Good people, short flights and a flexible regulator all help captives professionals decide on their ideal base. Liz Booth looks at the pros and cons of the main locations in Europe, and considers if being in or out of the EU is an advantage
Europe is home to a mix of captive domiciles. Some, like Guernsey and the Isle of Man, lie outside the EU; others, such as the relatively new domiciles of Malta and Gibraltar, have embraced all that being in the EU can bring. Meanwhile, Switzerland is in the unique position of being in the heart of mainland Europe yet one step removed from EU regulation.
All these domiciles are watching and waiting to see how the EU’s Solvency II regulation will affect their own rules.
EU membership is certainly not the only criteria to be considered when companies look to establish captives, however.

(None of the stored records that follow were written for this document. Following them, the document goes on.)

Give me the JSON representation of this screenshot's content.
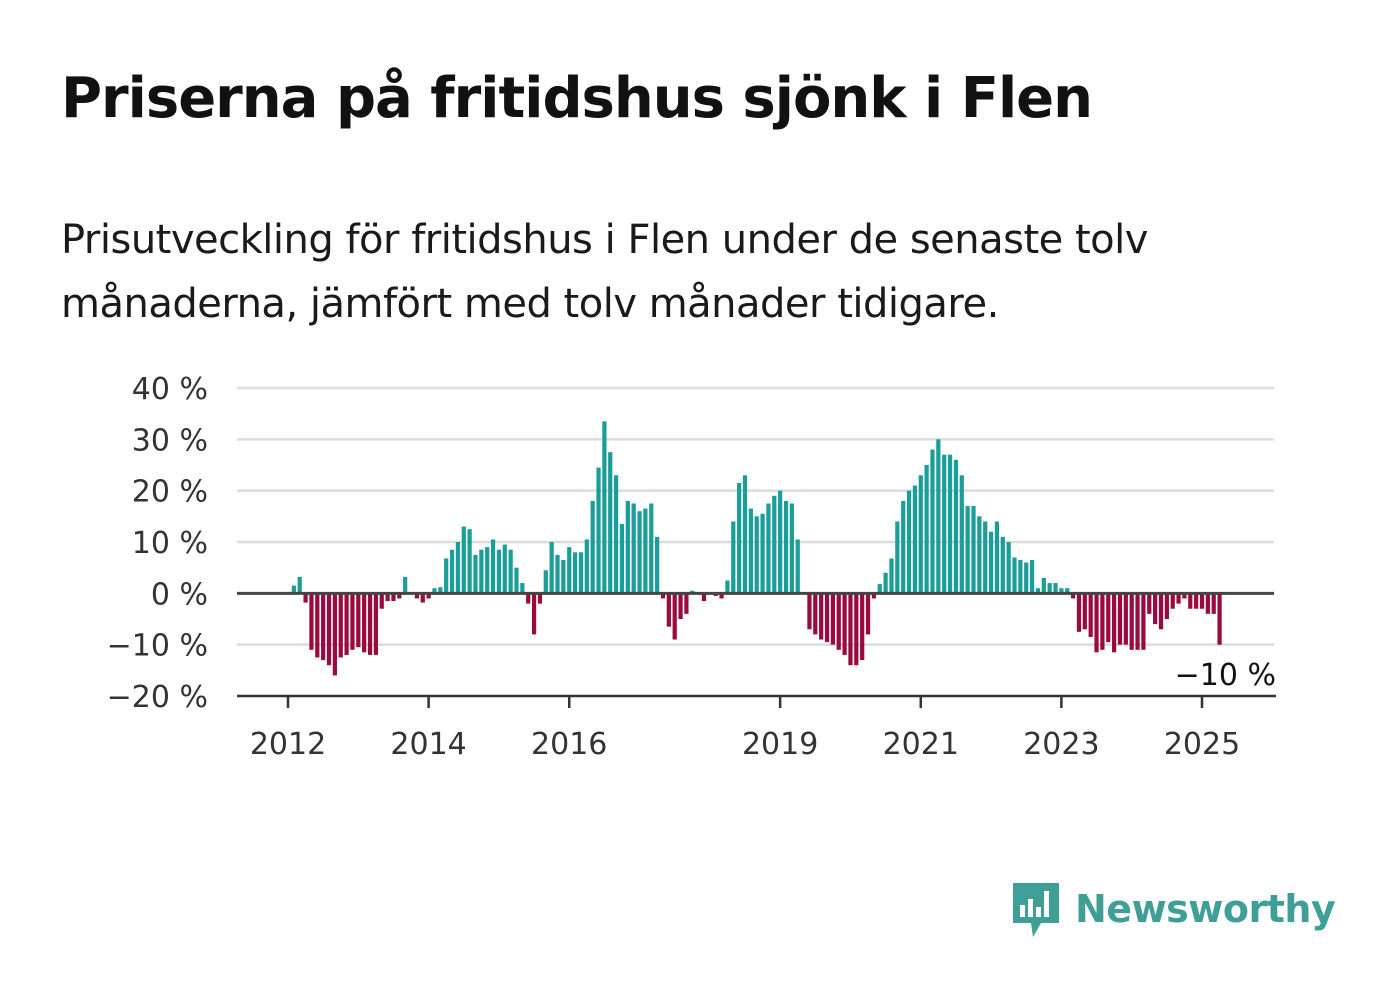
{
  "title": "Priserna på fritidshus sjönk i Flen",
  "subtitle": "Prisutveckling för fritidshus i Flen under de senaste tolv månaderna, jämfört med tolv månader tidigare.",
  "brand": {
    "name": "Newsworthy",
    "icon": "newsworthy-bar-chart-icon",
    "color": "#3f9f96"
  },
  "chart_data": {
    "type": "bar",
    "y_tick_labels": [
      "40 %",
      "30 %",
      "20 %",
      "10 %",
      "0 %",
      "−10 %",
      "−20 %"
    ],
    "y_ticks": [
      40,
      30,
      20,
      10,
      0,
      -10,
      -20
    ],
    "ylim": [
      -20,
      40
    ],
    "x_tick_labels": [
      "2012",
      "2014",
      "2016",
      "2019",
      "2021",
      "2023",
      "2025"
    ],
    "x_tick_months": [
      "2012-01",
      "2014-01",
      "2016-01",
      "2019-01",
      "2021-01",
      "2023-01",
      "2025-01"
    ],
    "first_month": "2012-01",
    "x_end_month": "2025-12",
    "grid": true,
    "colors": {
      "positive": "#1a9e99",
      "negative": "#9b0a3d"
    },
    "last_value_label": "−10 %",
    "values": [
      0,
      1.5,
      3.2,
      -1.8,
      -11,
      -12.5,
      -13,
      -14,
      -16,
      -12.5,
      -12,
      -11,
      -10.5,
      -11.5,
      -12,
      -12,
      -3,
      -1.5,
      -1.5,
      -1,
      3.2,
      0,
      -1,
      -1.8,
      -1,
      1,
      1.2,
      6.8,
      8.5,
      10,
      13,
      12.5,
      7.5,
      8.5,
      9,
      10.5,
      8.5,
      9.5,
      8.5,
      5,
      2,
      -2,
      -8,
      -2,
      4.5,
      10,
      7.5,
      6.5,
      9,
      8,
      8,
      10.5,
      18,
      24.5,
      33.5,
      27.5,
      23,
      13.5,
      18,
      17.5,
      16,
      16.5,
      17.5,
      11,
      -1,
      -6.5,
      -9,
      -5,
      -4,
      0.5,
      0,
      -1.5,
      0,
      -0.5,
      -1,
      2.5,
      14,
      21.5,
      23,
      16.5,
      15,
      15.5,
      17.5,
      19,
      20,
      18,
      17.5,
      10.5,
      0,
      -7,
      -8,
      -9,
      -9.5,
      -10,
      -11,
      -12,
      -14,
      -14,
      -13,
      -8,
      -1,
      1.8,
      4,
      6.8,
      14,
      18,
      20,
      21,
      23,
      25,
      28,
      30,
      27,
      27,
      26,
      23,
      17,
      17,
      15,
      14,
      12,
      14,
      11,
      10,
      7,
      6.5,
      6,
      6.5,
      1,
      3,
      2,
      2,
      1,
      1,
      -1,
      -7.5,
      -7,
      -8.5,
      -11.5,
      -11,
      -9.5,
      -11.5,
      -10,
      -10,
      -11,
      -11,
      -11,
      -4,
      -6,
      -7,
      -5,
      -3,
      -2,
      -1,
      -3,
      -3,
      -3,
      -4,
      -4,
      -10
    ]
  }
}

Other issues include the type of business allowed – be it insurance, reinsurance, third-party provisions or becoming a member of either a protected or incorporated cell.
Airmic captives special interest group chairman Alan Fleming says the domiciles offer a wide range of options and he sees it continuing to be a “pretty strong growth industry”. He adds: “Malta and Gibraltar, for example, are expanding business because they are in the EU, while Luxembourg is also in the EU, but has concentrated on reinsurance and onshore European companies. In contrast, most UK companies have had captives in offshore locations like Guernsey and the Isle of Man.”

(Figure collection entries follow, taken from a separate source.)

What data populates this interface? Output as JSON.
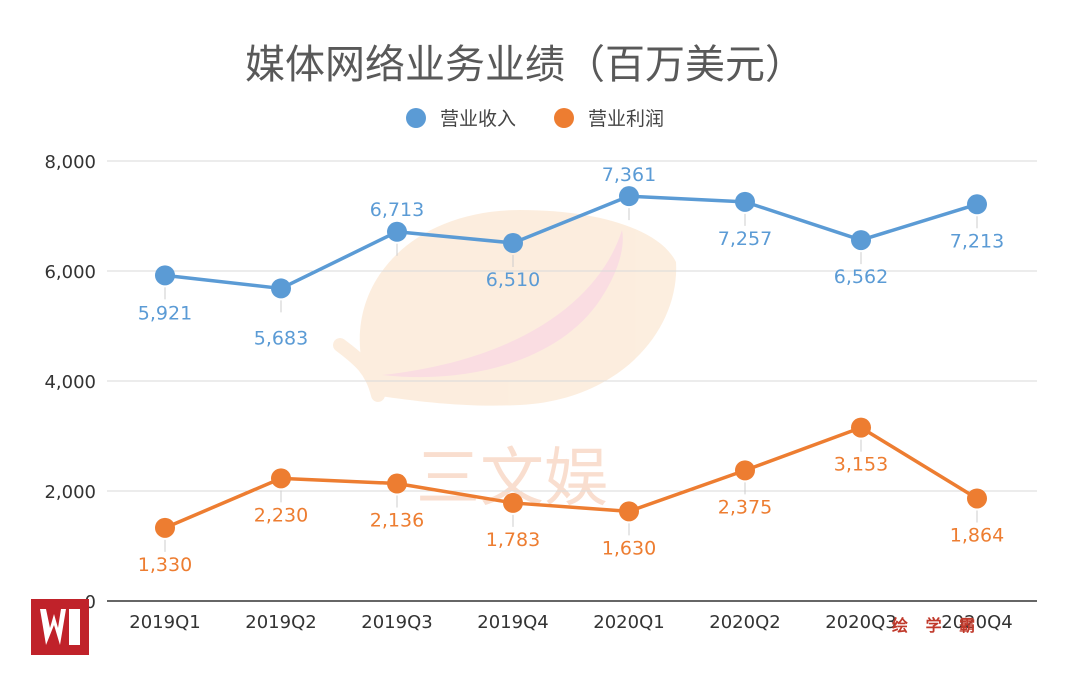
{
  "chart_data": {
    "type": "line",
    "title": "媒体网络业务业绩（百万美元）",
    "categories": [
      "2019Q1",
      "2019Q2",
      "2019Q3",
      "2019Q4",
      "2020Q1",
      "2020Q2",
      "2020Q3",
      "2020Q4"
    ],
    "series": [
      {
        "name": "营业收入",
        "color": "#5b9bd5",
        "values": [
          5921,
          5683,
          6713,
          6510,
          7361,
          7257,
          6562,
          7213
        ],
        "labels": [
          "5,921",
          "5,683",
          "6,713",
          "6,510",
          "7,361",
          "7,257",
          "6,562",
          "7,213"
        ]
      },
      {
        "name": "营业利润",
        "color": "#ed7d31",
        "values": [
          1330,
          2230,
          2136,
          1783,
          1630,
          2375,
          3153,
          1864
        ],
        "labels": [
          "1,330",
          "2,230",
          "2,136",
          "1,783",
          "1,630",
          "2,375",
          "3,153",
          "1,864"
        ]
      }
    ],
    "yticks": [
      "0",
      "2,000",
      "4,000",
      "6,000",
      "8,000"
    ],
    "ytick_values": [
      0,
      2000,
      4000,
      6000,
      8000
    ],
    "ylim": [
      0,
      8000
    ],
    "xlabel": "",
    "ylabel": "",
    "legend": "top-center",
    "grid": true
  },
  "watermark": {
    "text": "三文娱"
  },
  "corner_brand": {
    "text": "绘 学 霸"
  },
  "colors": {
    "accent_revenue": "#5b9bd5",
    "accent_profit": "#ed7d31",
    "logo": "#c0222a",
    "grid": "#d9d9d9",
    "axis": "#333333"
  }
}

He says that the past few years have seen a dramatic change, with the advent of legislation for protected cell and incorporated cell companies (PCCs and ICCs).
Originally a Guernsey initiative, this has been embraced by other jurisdictions.
But other issues are important; infrastructure, along with security and ease of access to the home market, cannot be ignored. Experience of the people involved and the taxation regime are other critical factors.